Broderick Smith had hits, but he preferred to live by his own music
Acclaimed Dingoes’ singer and musician found memorable musical phrases apparently unavailable to anyone else.
Broderick Smith didn’t love the songs for which he was reluctantly famous as much as we did. Some of which he explained in his 2018 biography, Man Out of Time. In a song of that name he spoke of being weary in a world less trustworthy than that in which he grew up: “When left is in the middle, and right is off the charts.”
Smith grew up in St Albans, an unyielding Melbourne suburb where post-war migrants planted roots in the hope their children’s lives would flower in better parts. Trying to forget the 1940s, they gambled on a peaceful relaunch of interrupted lives here.
They were battlers – a word popularised by Henry Lawson for those who worked doggedly, frequently for little reward. Often that appeared Broderick’s lot. But he’d have described his as a fortunate life, the title of the famous biography of AB Facey, born just down the road.
Smith wanted to learn guitar. His dad baulked at the price, so Smith filled the gap in his life with a harmonica funded by his paper round. Decades earlier it had been Australia’s favourite instrument and dubbed “the band in a waistcoat pocket”.
But as young Australians were swept along by the popular revolutions that followed Elvis Presley and the Beatles, the harmonica became linked to the blues – but still could be found played inexpertly by John Lennon (Love Me Do), Mick Jagger (Midnight Rambler) and everywhere by Bob Dylan.
Young musicians noticed the 1960s rebirth of the blues among white Americans – especially the potent blues harp virtuosi Paul Butterfield, Charlie Musselwhite and Al “Blind Owl” Wilson, whose hits with Canned Heat (Going Up the Country, On the Road Again) were huge here.
By now Smith had joined Kerryn Tolhurst’s Adderley Smith Blues Band, singing and playing blues harp. His playing was melodic and inventive, his voice large and lyrical. Both men were called up for National Service, Smith’s time at the Holsworthy Barracks on the outer edge of Sydney giving him a first taste of the bush.
Back in Melbourne he joined Carson as the focal point of its blues-boogie sound, and they appeared at the first Sunbury festivals. They had hits with the single Boogie and an album, Blown. At Mulwala over Easter 1972, Carson supported Canned Heat. The following year Smith played Tommy’s father in the stage show of The Who’s rock opera alongside bonkers, brandy-soaked Keith Moon.
Tolhurst and Smith formed a band to sing Australian stories – a year before Skyhooks did likewise. The Dingoes was Smith’s idea. The first single, Way Out West, was a slice of country rock brilliance (and defined by Smith’s vocals and harp even though he dismissed the song that was revived in 1992 as a No.2 hit for James Reyne and James Blundell).

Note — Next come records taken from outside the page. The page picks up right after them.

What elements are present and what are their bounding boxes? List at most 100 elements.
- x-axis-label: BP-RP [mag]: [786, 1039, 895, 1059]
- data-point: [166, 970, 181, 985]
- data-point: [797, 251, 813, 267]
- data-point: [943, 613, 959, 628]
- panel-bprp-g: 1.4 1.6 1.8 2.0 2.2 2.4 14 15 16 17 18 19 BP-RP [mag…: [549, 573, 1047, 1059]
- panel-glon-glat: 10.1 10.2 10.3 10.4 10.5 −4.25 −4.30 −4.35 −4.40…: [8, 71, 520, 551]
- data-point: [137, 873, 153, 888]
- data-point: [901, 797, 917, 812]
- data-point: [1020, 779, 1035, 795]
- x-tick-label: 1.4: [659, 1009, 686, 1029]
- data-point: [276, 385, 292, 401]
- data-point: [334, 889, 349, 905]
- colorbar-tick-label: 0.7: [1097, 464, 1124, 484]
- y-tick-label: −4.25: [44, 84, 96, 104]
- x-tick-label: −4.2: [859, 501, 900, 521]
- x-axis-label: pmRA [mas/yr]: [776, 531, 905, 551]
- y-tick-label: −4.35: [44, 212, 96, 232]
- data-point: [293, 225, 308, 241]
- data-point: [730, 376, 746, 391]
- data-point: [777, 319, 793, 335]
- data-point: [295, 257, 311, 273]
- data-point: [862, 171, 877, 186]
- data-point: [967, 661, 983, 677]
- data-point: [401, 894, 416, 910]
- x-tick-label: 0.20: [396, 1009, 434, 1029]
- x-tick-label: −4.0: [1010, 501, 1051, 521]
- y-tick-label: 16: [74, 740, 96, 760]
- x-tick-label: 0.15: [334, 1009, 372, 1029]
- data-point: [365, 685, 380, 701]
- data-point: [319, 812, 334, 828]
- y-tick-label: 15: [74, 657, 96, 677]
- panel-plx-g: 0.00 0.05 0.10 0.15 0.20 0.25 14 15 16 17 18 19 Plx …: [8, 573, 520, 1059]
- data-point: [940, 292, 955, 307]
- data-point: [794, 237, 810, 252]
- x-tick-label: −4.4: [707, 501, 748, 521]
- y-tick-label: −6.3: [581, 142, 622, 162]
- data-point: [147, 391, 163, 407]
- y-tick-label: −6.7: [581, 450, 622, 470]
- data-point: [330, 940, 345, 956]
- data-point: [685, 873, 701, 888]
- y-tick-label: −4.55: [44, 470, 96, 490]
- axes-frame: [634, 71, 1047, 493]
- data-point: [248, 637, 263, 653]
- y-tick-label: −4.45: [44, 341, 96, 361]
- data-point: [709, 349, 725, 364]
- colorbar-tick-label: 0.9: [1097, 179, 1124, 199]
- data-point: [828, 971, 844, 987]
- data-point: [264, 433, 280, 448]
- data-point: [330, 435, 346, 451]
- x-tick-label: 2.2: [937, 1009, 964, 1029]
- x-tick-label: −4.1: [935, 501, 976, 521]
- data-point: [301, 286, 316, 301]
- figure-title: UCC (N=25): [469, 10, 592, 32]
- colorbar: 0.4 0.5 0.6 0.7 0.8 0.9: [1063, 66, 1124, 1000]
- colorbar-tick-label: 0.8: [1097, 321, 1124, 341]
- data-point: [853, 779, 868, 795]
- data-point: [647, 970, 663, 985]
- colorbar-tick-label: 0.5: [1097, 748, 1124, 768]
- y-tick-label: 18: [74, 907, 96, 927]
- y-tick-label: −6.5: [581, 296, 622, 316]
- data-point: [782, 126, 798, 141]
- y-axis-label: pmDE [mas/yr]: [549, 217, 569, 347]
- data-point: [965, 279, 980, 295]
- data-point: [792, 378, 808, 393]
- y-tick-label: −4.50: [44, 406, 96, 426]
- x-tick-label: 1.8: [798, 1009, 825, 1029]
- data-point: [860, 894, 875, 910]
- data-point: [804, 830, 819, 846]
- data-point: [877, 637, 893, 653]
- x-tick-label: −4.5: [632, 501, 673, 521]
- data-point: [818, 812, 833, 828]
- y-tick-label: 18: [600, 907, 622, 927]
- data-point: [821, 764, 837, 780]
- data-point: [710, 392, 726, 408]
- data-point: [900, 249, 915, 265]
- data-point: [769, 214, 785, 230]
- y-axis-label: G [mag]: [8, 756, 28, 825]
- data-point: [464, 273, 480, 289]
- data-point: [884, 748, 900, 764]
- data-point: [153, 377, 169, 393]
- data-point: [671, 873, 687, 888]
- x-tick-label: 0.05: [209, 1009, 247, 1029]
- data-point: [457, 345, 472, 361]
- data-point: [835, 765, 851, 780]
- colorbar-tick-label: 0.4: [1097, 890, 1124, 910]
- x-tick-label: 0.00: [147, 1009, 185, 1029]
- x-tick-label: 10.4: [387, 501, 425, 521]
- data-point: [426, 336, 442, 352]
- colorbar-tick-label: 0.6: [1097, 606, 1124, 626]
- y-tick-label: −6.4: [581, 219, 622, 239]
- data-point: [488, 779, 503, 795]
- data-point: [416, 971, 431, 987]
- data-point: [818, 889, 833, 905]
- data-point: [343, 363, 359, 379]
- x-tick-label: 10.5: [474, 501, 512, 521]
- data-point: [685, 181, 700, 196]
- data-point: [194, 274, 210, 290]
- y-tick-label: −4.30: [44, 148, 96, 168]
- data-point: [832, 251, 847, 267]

Smith wrote the lyrics and probably the music (he couldn’t quite recall) for the next hit, Boy on the Run, which, despite its rustic imagery, was about time down the creek at St Albans.
After almost running out of steam, the Dingoes travelled to America and spent two years of near misses there with help from expatriate road manager Billy McCartney – he made sure Dingoes records were played before what turned out to be Elvis Presley’s last concerts, and they were to have supported the next Lynyrd Skynyrd tour before that band’s plane crash tragedy.
Appropriately, the Band’s Garth Hudson appeared on the album they recorded there, Five Times the Sun; perhaps no Australian band was so modelled on the sound of the Band’s landmark Music From Big Pink.
Despite playing what some may see as purist roots and blues music for the rest of his life, Smith scored another hit with Big Combo’s Faded Roses, and his rendition of Ocean Deep at the Andy Durant Memorial Concert was that legendary show’s inarguable highlight.
While seldom bothering the charts, he could still take you by surprise – a remake of Tomorrow Wendy that Van Morrison would envy, and the haunting The Hunter Blows His Horn from 1984, a moment of vinyl genius now lost to music fans.
The Stones’ Little Red Rooster is the only genuine blues song to top Billboard. Perhaps the only Australian blues chart-topper is Spectrum’s I’ll Be Gone.
On Tuesday at Castlemaine’s Theatre Royal those who loved Smith, those he’d played with, and those of us lucky enough to have seen him over the years, watched Mike Rudd blow his harp and sing: “Someday I’ll have money, money isn’t easy come by … I’ll sing my song and I’ll be gone.”
Broderick Smith. Musician. Born England, February 17, 1948; died Castlemaine, Victoria, April 30, aged 75.